Hopefully this helps spruce up your story a bit. If not for the grammar and spelling errors, it is quite an enjoyable read.

"You where the only one throwing fire," said Lucy, tuning away I a huff.

in a huff

"My pleasure mam just doing my dut...er,"

ma'am

I'm worried that if there world holds such magical masters what would happen if others come, more like them," she responded a worried look on her face.

their world*

"Next we have the draw anywhere pen allowing you write in midair," she said holding what looked like a marker.

anywhere with this pen allowing

"This is bad, thous are lacrima,

those

"Please no, these are all genuine, there from another world, I found them allover town last night

they're

however Natsu was quick to respond, he flue forward carried by his fire powered wings,

flew

which riddled the stage around Trixie, causing her to louse concentration and

lose

However Erza was too quick requiring into light blue armor with gold trimming

requiping

KO please you'll continue this story it's an awesome combination of both shows.

Ko please say the next chapter is coming soon cause I like this story and it's awesomeness.:rainbowdetermined2::pinkiehappy:

4581192 KO is the next chapter coming hopefully to see some actions.

Ok first I did not expect this to be this popular it really was just a past time but I am getting back to it, so to all you who want the next chapter its coming I promise.

"Hay it's no problem really, after all your helping us so, gotta repay the favour," as Gray said this Rarity couldn't help but appreciate his generosity, as well as admire his helpfulness, giving him one last look, as he walked out to the front of the shop, she muttered...

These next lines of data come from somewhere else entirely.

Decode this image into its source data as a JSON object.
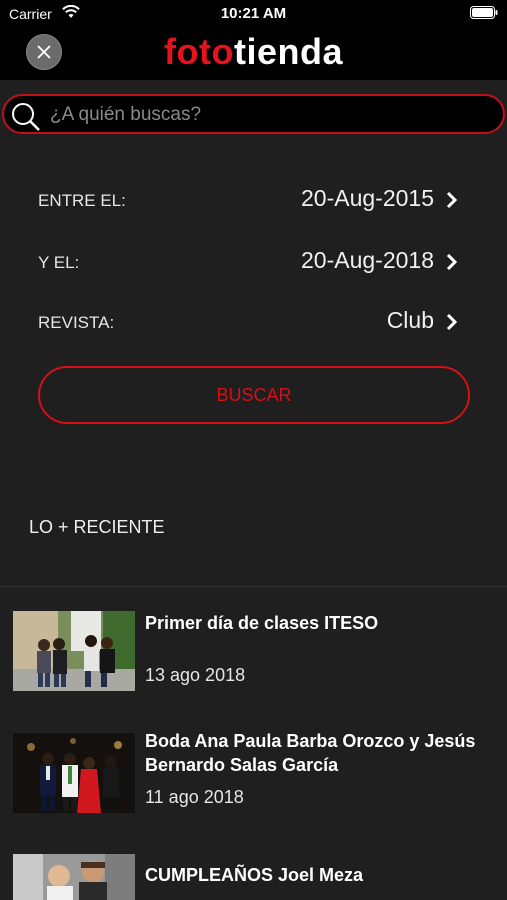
{
  "status_bar": {
    "carrier": "Carrier",
    "time": "10:21 AM"
  },
  "nav": {
    "brand_part1": "foto",
    "brand_part2": "tienda"
  },
  "search": {
    "placeholder": "¿A quién buscas?"
  },
  "filters": [
    {
      "label": "ENTRE EL:",
      "value": "20-Aug-2015"
    },
    {
      "label": "Y EL:",
      "value": "20-Aug-2018"
    },
    {
      "label": "REVISTA:",
      "value": "Club"
    }
  ],
  "search_button": "BUSCAR",
  "section_title": "LO + RECIENTE",
  "feed": [
    {
      "title": "Primer día de clases ITESO",
      "date": "13 ago 2018"
    },
    {
      "title": "Boda Ana Paula Barba Orozco y Jesús Bernardo Salas García",
      "date": "11 ago 2018"
    },
    {
      "title": "CUMPLEAÑOS Joel Meza",
      "date": ""
    }
  ],
  "colors": {
    "accent": "#e3141c",
    "background": "#1f1f1f",
    "bar": "#000000"
  }
}
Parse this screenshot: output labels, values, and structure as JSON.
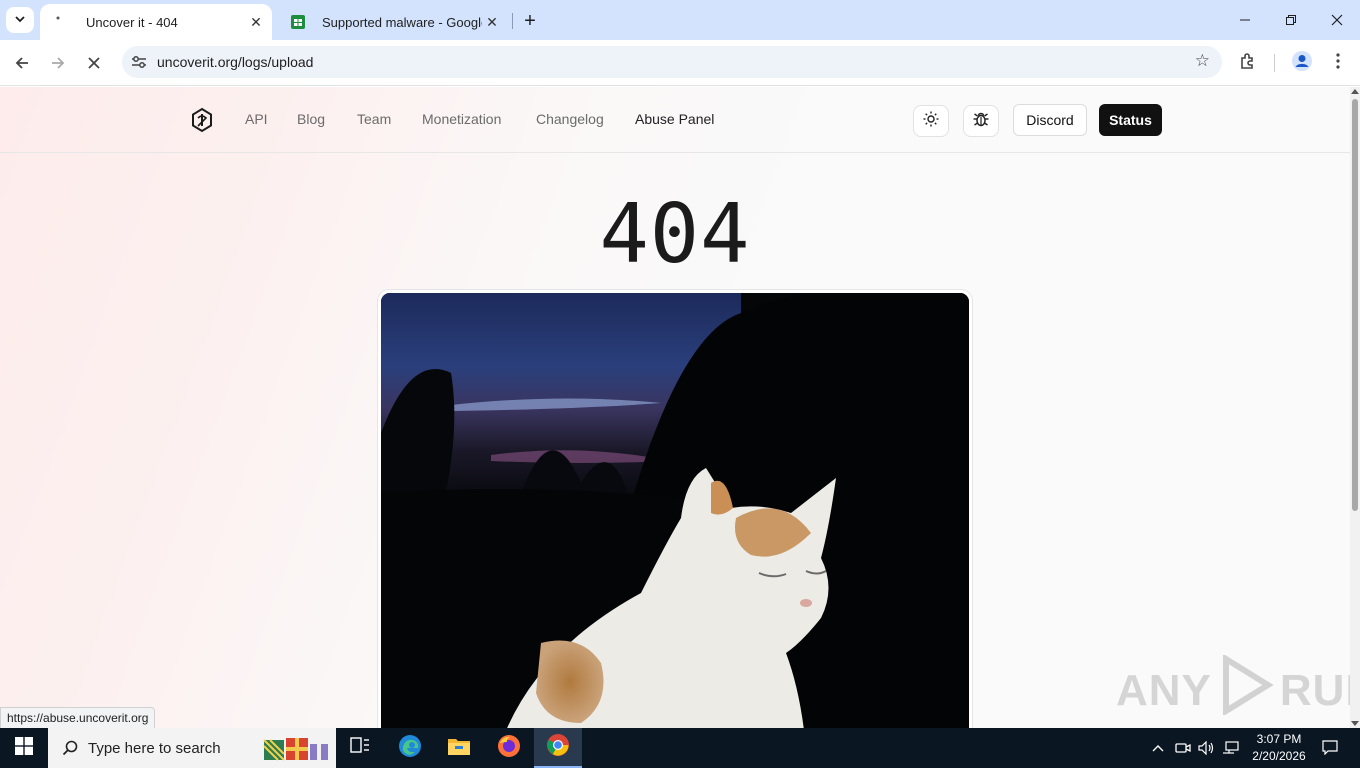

"Perhaps Fairy Tail has my knight in frozen armor,"

I can practically see Juvia saying to herself "I sense a rival for my beloveds affection!" in a creepy tone. If Juvia finds her way to Equestria, Rarity is going to have some very rainy days ahead.

Natsu x Rainbow dash top couple. Hope new chapter comes soon.

6497175 Natsu/Dash kids name Pyro Spectrum, if its a boy. Aurora Dragneel if its a girl.

Can't wait to read more!

I love it and can't wait for more

Awesome! Loving this so far, and the Unison Raideith Rainbow and Natsu ruled! Juvia will not be happy with Rarity trying to get her Gray-sama!

I absolutely love it! And I love the ships that are starting to form Gray x Rarity and Natsu x Rainbow Dash.